La cosa positiva è che a Wimbledon non c’è neanche la lontana intenzione di cambiare la situazione attuale, anzi. Tim Henman prima, ex semifinalista e membro del boarder, la presidente dell’All England Club Debbie Jevans poi, hanno confermato come ci sia “zero appetito” da parte dei Championships verso un ulteriore giorno di gare. Anche perché vorrebbe dire rovinare ulteriormente l’erba dei campi, che dopo aver eliminato il riposo della domenica di mezzo dal 2022 in poi è messa ancor più a dura prova.
Siamo consapevoli che il Manic Monday, il secondo lunedì con tutti gli ottavi di tutti i tabelloni nella stessa giornata sia solo un dolce ricordo di un mondo che non c’è più.
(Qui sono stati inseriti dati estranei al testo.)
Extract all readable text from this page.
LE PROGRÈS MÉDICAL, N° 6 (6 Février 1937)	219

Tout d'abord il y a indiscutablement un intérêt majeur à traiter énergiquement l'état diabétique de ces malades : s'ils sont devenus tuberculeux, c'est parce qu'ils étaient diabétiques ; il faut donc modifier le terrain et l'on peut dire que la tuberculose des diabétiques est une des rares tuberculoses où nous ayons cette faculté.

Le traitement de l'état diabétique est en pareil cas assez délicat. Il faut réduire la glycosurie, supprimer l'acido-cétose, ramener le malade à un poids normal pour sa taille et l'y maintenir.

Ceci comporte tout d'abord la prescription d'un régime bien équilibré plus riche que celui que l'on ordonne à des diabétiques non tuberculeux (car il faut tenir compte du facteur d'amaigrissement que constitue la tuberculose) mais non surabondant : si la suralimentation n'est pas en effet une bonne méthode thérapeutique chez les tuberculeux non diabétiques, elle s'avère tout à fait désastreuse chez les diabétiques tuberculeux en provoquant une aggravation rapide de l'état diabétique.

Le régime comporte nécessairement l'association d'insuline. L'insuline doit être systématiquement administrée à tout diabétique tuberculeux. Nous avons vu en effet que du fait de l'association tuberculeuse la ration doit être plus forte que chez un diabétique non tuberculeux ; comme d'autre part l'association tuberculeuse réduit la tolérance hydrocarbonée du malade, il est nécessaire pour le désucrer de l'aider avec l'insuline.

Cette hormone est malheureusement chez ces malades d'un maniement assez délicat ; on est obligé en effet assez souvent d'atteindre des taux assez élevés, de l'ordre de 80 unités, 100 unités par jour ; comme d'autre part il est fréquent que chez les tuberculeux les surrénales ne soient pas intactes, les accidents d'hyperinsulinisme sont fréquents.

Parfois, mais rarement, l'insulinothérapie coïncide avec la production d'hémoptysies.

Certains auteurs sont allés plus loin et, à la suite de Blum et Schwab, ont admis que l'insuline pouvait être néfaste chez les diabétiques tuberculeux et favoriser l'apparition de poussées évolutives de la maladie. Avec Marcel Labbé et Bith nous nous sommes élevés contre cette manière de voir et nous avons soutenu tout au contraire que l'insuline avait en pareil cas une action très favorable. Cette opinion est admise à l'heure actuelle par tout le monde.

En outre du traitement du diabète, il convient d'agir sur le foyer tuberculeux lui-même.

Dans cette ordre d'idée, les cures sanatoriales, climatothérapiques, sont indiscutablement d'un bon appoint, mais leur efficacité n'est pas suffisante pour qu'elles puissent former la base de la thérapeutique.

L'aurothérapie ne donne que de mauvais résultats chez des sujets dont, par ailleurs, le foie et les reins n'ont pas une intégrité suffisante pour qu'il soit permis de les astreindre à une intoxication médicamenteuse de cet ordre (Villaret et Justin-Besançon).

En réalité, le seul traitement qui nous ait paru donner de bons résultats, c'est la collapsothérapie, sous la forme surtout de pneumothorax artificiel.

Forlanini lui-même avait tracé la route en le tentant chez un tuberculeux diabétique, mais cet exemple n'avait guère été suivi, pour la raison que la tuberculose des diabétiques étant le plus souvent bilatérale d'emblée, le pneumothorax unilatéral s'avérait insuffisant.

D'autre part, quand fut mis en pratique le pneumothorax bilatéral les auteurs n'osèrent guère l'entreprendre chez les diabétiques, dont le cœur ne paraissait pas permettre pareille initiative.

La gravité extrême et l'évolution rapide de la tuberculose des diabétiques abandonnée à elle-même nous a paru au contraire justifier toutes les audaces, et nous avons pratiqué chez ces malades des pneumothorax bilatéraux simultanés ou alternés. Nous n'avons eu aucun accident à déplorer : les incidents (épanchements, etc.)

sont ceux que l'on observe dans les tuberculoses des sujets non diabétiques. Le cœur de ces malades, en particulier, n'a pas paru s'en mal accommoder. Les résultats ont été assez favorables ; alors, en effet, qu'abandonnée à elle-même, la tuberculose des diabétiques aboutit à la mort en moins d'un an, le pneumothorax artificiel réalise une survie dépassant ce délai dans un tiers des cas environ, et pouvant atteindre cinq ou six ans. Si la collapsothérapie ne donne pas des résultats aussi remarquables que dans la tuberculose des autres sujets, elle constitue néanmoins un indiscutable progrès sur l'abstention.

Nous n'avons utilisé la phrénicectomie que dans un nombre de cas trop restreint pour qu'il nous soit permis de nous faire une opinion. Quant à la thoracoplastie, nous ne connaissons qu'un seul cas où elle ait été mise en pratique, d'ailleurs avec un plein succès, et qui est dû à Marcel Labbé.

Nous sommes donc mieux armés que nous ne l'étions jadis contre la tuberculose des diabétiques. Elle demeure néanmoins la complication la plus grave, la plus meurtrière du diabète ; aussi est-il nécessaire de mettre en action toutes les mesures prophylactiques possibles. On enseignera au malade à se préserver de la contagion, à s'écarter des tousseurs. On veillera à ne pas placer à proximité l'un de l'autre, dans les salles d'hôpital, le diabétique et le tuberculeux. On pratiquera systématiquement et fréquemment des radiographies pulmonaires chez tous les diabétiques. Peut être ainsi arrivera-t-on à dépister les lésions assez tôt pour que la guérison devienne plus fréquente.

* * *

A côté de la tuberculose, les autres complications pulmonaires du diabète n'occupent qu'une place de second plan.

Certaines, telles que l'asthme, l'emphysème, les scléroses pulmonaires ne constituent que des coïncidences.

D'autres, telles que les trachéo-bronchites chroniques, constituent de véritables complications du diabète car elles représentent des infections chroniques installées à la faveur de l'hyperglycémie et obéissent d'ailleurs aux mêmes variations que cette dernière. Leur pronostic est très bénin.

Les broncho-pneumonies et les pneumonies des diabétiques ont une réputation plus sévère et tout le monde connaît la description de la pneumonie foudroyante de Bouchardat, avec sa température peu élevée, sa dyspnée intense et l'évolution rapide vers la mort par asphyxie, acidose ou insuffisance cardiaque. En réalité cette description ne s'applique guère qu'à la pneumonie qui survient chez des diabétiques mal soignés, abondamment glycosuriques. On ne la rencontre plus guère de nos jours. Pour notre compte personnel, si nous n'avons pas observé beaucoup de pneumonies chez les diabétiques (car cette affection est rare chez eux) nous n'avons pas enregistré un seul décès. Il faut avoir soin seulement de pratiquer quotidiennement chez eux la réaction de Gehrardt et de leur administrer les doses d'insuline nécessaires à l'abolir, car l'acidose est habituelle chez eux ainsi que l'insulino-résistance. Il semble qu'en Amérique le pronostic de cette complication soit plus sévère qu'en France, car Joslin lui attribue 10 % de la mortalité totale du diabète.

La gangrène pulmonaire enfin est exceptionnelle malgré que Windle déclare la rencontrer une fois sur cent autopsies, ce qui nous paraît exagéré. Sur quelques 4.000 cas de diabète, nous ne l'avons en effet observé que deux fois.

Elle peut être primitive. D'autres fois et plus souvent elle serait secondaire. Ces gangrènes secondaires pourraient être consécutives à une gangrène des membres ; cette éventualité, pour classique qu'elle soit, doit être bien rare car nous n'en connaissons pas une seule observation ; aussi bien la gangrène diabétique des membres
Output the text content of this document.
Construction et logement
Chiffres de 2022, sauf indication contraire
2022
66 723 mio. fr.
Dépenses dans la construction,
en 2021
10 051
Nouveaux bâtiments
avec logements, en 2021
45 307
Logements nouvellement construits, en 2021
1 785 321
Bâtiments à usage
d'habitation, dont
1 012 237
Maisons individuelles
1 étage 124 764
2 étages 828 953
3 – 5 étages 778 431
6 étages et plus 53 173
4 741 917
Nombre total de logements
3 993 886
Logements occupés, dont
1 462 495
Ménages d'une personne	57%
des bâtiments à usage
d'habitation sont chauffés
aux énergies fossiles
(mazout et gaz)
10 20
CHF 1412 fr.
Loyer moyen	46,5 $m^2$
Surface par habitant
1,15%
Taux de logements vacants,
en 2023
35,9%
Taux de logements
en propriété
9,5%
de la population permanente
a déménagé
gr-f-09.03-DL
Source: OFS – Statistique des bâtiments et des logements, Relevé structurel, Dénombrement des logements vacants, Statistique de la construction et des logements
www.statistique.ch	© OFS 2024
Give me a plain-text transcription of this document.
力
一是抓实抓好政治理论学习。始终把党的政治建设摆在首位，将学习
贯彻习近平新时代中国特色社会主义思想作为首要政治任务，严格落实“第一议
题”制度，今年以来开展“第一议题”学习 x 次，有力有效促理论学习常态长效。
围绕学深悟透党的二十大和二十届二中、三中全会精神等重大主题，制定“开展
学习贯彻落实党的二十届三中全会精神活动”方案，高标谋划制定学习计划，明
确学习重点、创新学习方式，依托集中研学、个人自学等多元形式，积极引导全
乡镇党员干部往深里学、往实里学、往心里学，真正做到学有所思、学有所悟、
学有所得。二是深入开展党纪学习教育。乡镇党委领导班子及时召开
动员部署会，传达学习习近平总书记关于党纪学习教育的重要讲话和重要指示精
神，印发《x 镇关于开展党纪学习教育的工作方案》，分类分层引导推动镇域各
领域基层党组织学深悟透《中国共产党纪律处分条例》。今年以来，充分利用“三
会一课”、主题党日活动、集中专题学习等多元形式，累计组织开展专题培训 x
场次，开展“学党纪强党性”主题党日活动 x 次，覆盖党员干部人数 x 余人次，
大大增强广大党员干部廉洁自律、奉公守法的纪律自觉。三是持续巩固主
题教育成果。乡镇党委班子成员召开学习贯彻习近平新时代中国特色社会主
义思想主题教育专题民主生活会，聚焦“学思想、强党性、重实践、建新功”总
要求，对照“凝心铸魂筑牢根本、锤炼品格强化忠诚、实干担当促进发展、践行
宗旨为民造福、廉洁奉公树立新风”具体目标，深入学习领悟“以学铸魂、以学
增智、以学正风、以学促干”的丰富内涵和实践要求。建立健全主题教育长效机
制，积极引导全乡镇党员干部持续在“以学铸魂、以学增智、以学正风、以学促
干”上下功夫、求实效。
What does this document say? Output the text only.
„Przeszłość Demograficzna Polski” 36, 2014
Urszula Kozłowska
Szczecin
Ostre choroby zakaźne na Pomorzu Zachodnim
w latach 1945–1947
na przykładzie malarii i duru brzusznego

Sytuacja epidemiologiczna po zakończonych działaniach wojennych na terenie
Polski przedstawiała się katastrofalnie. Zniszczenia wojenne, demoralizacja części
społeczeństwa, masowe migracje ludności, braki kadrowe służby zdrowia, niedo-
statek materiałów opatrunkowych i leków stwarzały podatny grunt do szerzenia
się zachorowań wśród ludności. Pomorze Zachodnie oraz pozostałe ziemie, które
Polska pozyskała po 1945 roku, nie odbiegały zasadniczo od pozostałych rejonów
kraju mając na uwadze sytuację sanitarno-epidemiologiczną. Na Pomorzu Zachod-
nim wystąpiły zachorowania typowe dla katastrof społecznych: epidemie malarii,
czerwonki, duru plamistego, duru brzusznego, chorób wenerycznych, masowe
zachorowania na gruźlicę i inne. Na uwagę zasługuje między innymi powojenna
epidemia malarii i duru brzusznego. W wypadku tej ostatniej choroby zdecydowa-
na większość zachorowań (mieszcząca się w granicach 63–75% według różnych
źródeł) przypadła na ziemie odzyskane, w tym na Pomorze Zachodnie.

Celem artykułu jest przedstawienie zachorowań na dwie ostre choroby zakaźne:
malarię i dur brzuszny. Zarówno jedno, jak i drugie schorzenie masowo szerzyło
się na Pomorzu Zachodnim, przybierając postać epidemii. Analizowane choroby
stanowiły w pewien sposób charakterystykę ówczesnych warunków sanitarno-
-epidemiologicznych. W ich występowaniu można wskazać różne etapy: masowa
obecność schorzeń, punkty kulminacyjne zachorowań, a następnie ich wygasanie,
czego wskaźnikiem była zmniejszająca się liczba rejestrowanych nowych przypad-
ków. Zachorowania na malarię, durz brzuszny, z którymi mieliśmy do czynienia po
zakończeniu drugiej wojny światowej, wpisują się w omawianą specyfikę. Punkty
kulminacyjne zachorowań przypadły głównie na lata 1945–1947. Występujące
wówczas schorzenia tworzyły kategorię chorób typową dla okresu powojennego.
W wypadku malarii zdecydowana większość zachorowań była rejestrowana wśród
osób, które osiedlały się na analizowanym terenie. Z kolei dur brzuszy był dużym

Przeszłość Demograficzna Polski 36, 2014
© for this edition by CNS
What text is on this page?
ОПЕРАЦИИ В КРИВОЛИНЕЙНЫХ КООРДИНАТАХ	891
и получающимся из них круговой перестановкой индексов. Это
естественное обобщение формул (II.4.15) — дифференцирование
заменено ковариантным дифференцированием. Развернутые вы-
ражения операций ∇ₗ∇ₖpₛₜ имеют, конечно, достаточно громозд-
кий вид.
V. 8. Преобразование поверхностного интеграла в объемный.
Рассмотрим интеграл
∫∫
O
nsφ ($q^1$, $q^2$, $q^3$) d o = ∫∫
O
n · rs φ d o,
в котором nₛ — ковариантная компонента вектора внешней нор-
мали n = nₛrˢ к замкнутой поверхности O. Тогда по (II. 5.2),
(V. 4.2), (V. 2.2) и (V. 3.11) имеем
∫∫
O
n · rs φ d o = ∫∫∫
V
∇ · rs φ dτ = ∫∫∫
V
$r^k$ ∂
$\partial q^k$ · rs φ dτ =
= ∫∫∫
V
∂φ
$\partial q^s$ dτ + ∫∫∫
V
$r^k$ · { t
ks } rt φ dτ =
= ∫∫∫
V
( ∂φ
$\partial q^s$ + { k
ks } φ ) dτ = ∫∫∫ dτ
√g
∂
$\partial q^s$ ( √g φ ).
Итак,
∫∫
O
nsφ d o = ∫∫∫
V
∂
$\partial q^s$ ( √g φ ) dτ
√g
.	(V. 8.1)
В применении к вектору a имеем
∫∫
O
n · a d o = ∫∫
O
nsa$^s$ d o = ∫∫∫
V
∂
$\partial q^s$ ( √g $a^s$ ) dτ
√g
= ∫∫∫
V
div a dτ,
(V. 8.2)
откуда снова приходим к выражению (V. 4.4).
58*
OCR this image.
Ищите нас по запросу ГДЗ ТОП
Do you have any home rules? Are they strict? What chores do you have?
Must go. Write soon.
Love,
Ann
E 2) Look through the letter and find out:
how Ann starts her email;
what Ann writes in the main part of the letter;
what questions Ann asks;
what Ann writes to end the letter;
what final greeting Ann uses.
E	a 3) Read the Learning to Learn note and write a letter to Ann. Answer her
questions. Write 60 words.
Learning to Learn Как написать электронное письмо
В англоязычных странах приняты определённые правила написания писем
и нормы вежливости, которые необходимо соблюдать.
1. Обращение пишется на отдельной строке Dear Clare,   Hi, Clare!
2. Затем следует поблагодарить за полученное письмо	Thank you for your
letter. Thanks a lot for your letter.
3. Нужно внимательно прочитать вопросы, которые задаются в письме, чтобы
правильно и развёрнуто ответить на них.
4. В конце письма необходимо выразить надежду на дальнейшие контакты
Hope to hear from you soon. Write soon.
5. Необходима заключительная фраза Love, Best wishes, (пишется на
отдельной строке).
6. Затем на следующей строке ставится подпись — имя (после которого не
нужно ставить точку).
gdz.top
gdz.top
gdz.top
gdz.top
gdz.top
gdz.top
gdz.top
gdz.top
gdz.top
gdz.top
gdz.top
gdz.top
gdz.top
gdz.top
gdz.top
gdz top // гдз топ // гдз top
E tale rimarrà. Ma al contempo è innegabile che questo “vice Manic Monday”, che rimane ormai un unicum nel mondo del tennis, sia un’ancora di salvezza di gran spessore; per addetti ai lavori, appassionati e giocatori. Una giornata inaugurale che ben sancisce la differenza tra Slam e altri tornei. E, ormai, anche la differenza tra Wimbledon e gli altri Major.
Chi critica la tradizione, insomma, cambi indirizzo. Perché essere troppo legati al passato a volte può essere controproducente, certo, e portare più problematiche che dividendi (l’obbligo del completino total white non è propriamente ben accolto dagli sponsor tecnici dei giocatori, ma peggio per loro). In questo caso però stiamo parlando dell’Evento, che grazie alla sua etica ed estetica continua ad alimentare la leggenda, mica di logiche di mercato. E allora, Dio salvi la Corona e, con essa, il lunedì di Wimbledon.